Interesting suggestion. The issue that I've had with Pharaoh's hardened heart is that when your heart is hardened, God blocks off certain paths. At that point, Pharaoh could not "consider the cost" and have any chance of realizing that he was just wrecking his own life, ruining his people and ruining how history would remember him. Even if for evil reasons, Pharaoh couldn't have turned back at that point, at least based on the definition of a hardened heart I was taught.

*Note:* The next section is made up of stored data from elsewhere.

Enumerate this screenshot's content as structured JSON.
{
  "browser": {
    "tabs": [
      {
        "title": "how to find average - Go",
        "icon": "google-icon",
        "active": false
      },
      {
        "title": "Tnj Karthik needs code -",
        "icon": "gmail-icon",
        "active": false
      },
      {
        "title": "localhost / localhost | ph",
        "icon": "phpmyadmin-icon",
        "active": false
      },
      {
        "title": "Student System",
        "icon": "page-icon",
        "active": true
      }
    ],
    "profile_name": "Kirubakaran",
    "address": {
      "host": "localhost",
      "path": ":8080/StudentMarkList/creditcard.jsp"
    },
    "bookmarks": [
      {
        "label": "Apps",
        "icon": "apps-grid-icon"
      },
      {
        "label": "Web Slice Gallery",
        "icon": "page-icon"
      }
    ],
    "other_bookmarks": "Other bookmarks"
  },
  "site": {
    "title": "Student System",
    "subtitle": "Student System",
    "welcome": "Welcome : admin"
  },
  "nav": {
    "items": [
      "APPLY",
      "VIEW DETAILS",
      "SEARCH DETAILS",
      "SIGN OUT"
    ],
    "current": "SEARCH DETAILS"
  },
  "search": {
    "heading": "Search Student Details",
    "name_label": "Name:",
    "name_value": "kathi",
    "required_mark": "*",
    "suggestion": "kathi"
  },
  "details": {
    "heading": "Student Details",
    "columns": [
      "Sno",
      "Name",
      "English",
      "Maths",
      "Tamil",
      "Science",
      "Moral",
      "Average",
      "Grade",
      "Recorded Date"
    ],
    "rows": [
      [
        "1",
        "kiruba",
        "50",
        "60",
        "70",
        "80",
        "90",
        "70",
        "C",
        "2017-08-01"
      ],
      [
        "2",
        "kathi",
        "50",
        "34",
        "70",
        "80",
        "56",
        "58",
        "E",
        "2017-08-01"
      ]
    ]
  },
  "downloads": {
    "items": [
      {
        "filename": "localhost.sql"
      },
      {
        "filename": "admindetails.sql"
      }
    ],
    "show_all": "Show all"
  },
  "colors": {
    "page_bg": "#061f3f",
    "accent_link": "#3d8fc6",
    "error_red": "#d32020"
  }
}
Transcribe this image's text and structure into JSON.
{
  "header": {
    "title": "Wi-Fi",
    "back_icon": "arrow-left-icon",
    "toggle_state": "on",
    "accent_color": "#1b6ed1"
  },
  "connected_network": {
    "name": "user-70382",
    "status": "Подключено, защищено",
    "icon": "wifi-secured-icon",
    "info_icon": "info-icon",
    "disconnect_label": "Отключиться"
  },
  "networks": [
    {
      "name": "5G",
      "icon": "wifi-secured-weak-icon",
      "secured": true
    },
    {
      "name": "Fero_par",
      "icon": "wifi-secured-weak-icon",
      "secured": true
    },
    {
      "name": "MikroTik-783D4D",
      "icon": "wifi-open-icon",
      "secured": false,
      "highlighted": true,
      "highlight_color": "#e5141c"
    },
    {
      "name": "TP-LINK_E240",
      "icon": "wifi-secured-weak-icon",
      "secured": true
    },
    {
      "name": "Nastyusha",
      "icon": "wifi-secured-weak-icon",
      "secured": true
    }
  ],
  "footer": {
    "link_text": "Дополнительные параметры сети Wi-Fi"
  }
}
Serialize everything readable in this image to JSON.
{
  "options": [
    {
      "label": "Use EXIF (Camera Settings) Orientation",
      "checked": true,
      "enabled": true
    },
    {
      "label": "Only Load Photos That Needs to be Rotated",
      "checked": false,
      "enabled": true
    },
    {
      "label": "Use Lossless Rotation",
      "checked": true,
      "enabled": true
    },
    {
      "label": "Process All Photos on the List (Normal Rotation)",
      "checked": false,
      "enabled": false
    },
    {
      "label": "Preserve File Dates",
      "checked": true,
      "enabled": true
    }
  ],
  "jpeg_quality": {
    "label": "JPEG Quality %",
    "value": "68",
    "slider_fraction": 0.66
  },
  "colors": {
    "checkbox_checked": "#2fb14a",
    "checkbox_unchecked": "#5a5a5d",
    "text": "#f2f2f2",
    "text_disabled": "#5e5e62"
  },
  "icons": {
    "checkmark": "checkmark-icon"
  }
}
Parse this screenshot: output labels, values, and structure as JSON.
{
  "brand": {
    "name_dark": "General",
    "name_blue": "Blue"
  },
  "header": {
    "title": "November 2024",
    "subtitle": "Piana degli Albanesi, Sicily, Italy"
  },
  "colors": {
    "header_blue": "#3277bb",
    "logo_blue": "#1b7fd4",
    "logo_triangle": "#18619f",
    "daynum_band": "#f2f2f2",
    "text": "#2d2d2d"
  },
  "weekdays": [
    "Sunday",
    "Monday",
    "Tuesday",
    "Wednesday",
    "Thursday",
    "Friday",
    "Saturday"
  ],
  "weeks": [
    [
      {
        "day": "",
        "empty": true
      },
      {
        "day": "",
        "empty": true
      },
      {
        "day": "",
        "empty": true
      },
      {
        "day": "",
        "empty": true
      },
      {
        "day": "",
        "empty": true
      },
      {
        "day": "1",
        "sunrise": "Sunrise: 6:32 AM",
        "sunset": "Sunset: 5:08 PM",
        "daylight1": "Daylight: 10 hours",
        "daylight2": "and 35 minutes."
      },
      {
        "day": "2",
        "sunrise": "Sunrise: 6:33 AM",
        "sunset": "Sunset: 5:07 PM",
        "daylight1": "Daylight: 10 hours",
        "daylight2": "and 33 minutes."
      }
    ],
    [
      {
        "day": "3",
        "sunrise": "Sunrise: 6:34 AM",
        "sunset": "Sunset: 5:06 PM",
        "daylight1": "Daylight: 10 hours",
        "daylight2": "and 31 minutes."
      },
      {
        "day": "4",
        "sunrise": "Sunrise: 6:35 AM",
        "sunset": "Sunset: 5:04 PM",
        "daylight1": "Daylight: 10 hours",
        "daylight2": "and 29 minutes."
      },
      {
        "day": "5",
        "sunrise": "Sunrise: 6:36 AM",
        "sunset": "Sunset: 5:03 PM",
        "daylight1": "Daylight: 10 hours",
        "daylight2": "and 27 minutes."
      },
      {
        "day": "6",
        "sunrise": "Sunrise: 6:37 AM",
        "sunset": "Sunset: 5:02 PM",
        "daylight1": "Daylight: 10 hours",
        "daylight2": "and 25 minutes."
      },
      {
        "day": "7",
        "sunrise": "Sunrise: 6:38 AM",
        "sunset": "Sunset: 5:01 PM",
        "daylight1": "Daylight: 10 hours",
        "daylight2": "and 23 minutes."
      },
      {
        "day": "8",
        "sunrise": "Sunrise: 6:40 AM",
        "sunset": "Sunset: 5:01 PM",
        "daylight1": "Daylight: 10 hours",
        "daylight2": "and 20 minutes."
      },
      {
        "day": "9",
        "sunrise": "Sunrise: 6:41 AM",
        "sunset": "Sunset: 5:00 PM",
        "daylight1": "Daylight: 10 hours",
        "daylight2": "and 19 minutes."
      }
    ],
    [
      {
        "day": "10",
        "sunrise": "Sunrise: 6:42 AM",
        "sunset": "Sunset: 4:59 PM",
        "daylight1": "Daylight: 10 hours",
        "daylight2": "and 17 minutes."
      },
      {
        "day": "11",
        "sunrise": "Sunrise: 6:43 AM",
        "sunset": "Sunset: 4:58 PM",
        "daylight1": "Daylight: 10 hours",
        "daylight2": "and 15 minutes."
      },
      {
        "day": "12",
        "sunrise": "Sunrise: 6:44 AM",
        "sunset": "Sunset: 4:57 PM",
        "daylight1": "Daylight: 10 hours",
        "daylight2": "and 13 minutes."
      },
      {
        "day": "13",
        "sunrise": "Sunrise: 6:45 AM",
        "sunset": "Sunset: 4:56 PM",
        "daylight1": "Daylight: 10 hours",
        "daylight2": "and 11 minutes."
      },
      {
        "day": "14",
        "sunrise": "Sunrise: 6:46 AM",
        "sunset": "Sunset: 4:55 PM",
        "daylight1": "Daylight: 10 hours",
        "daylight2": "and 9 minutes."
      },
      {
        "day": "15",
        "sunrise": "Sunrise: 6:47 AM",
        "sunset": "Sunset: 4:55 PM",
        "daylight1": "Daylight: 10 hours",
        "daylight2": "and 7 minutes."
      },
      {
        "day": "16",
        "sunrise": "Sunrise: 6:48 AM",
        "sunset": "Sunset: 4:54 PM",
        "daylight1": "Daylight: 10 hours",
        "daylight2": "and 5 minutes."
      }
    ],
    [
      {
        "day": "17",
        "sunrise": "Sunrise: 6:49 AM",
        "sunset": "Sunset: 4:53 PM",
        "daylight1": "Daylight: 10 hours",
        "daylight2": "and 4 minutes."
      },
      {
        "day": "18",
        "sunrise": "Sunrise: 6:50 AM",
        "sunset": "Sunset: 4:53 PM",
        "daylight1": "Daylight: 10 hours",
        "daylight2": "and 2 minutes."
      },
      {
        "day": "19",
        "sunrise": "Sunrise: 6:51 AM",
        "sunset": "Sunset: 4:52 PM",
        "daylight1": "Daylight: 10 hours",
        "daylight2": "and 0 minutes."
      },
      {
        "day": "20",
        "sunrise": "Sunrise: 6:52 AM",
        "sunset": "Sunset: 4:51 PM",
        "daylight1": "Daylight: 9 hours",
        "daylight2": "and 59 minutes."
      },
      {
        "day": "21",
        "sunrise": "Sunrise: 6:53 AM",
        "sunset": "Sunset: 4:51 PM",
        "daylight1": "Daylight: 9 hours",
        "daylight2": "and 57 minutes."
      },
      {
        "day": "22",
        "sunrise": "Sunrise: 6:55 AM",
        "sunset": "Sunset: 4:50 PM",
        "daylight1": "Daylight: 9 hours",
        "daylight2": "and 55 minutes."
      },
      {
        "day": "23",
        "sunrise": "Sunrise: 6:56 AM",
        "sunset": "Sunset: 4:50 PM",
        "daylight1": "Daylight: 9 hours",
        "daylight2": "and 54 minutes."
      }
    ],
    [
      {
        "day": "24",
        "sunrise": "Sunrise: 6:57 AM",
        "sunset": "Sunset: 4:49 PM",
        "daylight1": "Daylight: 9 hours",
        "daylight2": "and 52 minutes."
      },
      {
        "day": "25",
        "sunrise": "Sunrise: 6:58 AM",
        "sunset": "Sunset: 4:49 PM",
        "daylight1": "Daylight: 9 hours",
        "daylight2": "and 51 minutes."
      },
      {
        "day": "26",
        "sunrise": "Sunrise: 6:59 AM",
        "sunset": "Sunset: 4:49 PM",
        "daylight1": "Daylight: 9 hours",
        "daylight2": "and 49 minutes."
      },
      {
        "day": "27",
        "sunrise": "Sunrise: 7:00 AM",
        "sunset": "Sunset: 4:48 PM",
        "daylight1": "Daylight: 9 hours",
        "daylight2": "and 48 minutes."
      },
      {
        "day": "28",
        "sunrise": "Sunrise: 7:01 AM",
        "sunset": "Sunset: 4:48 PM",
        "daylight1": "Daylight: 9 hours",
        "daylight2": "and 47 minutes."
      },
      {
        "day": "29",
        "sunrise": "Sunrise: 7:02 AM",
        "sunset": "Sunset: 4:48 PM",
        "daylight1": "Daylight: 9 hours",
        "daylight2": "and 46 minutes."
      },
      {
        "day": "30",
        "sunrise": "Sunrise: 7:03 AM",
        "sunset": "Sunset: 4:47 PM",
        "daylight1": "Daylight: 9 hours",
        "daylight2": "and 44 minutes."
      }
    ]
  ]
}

Since God created us and knows the future, how can any view of God not be used to show Him as callous? Even with free will; why does that make God seem "good" to you? He gave us free will, but to all the people who will choose to not believe him: how is free will a good thing? Think about it: would you ever let someone you truly loved choose a decision that will destroy them? Now, with free will, we all have the potential to choose Hell over eternal life? How is that a good thing? I prefer predestination, but if you are truly to look at God objectively, there is no doctrine or view that truly makes God seem all about love and mercy if you truly consider that God not immediately saving us all from Hell in the first place could be considered cruel by human standards. Accepting someone's free will over saving them from utter destruction to me is not a form of love. If you had a child that chose to drown, but you could stop it and you know 100% there is no afterlife or good that comes out of the decision, would you still let your child drown? I couldn't do that. Either way, I believe God is in control and I have to remember, as hard as it may be, God is not bound by our human notions of fairness and good. I accept that and just am thankful I know Him through the sacrifice of His Son Jesus Christ.